The Central Bank of Nigeria (CBN) under the leadership of Chief Godwin Emefiele has become an activist and real interventionist institution that is consistently bringing in new and highly creative initiatives aimed at supporting and boosting Nigeria’s economic growth.
The latest novel initiative in development financing by the apex Bank is its proposal, which has made an appreciable progress, to collaborate with other local and extranational financial institutions to raise a N15 trillion fund over a five-year period for the financing of infrastructure in the country.
The CBN initiative on infrastructure development is in line with the policy thrust of the administration led by President Muhammadu Buhari to ensure that the country has adequate, evenly-spread, high grade infrastructure to support the growth of the Nigerian economy and the need of the country’s 200 million-strong population.
Given the much-praised ongoing and completed infrastructure projects in the country, and the funding required to create new railway lines, more power generation plants, additional sea and inland ports, the Infrastructure Company Plc has come at the time it is most needed to help the country minimize its infrastructure deficit. It will also create hundreds of thousands of new jobs and preserve existing ones, thus furthering the much-applauded ambition of the Muhammadu Buhari-led Federal Government to create 100 million jobs and drastically reduce poverty in the country.
An important point which analysts believe will make the Infrastructure Company Plc a viable venture is that its financial resources would be managed by an Independent Infrastructure Fund Manager (IIFM). This will insulate it from undue influence by powerful figures who have sabotaged laudable economic initiatives by squandering borrowed money on unearned lifestyles, thereby causing the collapse of otherwise viable initiatives.

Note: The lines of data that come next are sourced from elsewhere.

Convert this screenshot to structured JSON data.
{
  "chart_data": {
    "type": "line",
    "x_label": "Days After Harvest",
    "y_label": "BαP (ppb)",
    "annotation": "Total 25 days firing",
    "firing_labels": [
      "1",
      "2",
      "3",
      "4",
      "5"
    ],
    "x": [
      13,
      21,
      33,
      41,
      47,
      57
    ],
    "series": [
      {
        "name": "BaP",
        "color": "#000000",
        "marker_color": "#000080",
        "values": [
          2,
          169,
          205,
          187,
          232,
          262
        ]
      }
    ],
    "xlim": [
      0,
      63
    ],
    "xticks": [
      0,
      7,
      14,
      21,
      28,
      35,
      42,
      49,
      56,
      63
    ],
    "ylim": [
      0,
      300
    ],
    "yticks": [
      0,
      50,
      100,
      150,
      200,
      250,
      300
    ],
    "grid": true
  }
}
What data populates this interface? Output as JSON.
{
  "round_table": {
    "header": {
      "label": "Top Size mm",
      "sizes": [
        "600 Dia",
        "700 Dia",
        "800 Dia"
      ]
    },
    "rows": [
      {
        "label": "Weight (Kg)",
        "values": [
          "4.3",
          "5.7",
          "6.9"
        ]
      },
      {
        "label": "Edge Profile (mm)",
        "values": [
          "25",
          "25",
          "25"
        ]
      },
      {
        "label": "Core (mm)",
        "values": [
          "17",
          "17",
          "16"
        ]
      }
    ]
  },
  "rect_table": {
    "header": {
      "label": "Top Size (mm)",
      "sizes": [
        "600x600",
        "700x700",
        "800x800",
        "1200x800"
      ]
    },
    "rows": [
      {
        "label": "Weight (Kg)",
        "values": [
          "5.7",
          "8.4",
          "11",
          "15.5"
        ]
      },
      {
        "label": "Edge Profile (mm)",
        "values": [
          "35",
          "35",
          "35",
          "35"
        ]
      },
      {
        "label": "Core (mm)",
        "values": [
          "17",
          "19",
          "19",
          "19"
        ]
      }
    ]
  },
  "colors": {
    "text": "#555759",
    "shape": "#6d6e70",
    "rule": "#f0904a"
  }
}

The proposal to create the InfraCo Plc with a N15 trillion fund came on the heels of other interventions by the CBN, which Emefiele said were aimed at strengthening the Nigerian economy. The interventions include the provision of “a combined stimulus package of about N3.5 trillion in targeted measures to households, businesses, manufacturers and healthcare providers. These measures are deliberately designed to both support the Federal Government’s immediate fight against COVID-19, but also to build a more resilient, more self-reliant Nigerian economy.”
Other major historic interventions by the CBN are the Anchor Borrowers Schemes designed to enhance our self-sufficiency in the production of certain commodities. The nearly one dozen commodities include Rice, Palm Oil, Cotton, Yam and Tomato. It can equally be recalled that the CBN has reduced interest rates on intervention facilities from nine per cent to five per cent and created a N50 billion credit facility for households and SMEs affected by the covid-19 pandemic. It has also strengthened the Loan-Deposit Ratio regime, which is expected to encourage more lending to businesses by banks.
Given its roles and interventions in the fashion of an activist, trigger and stimulator of the Nigerian economy for sustainable growth, the CBN has earned a good reputation for itself and its current leadership. It should sustain those roles and the tempo of introducing new initiatives.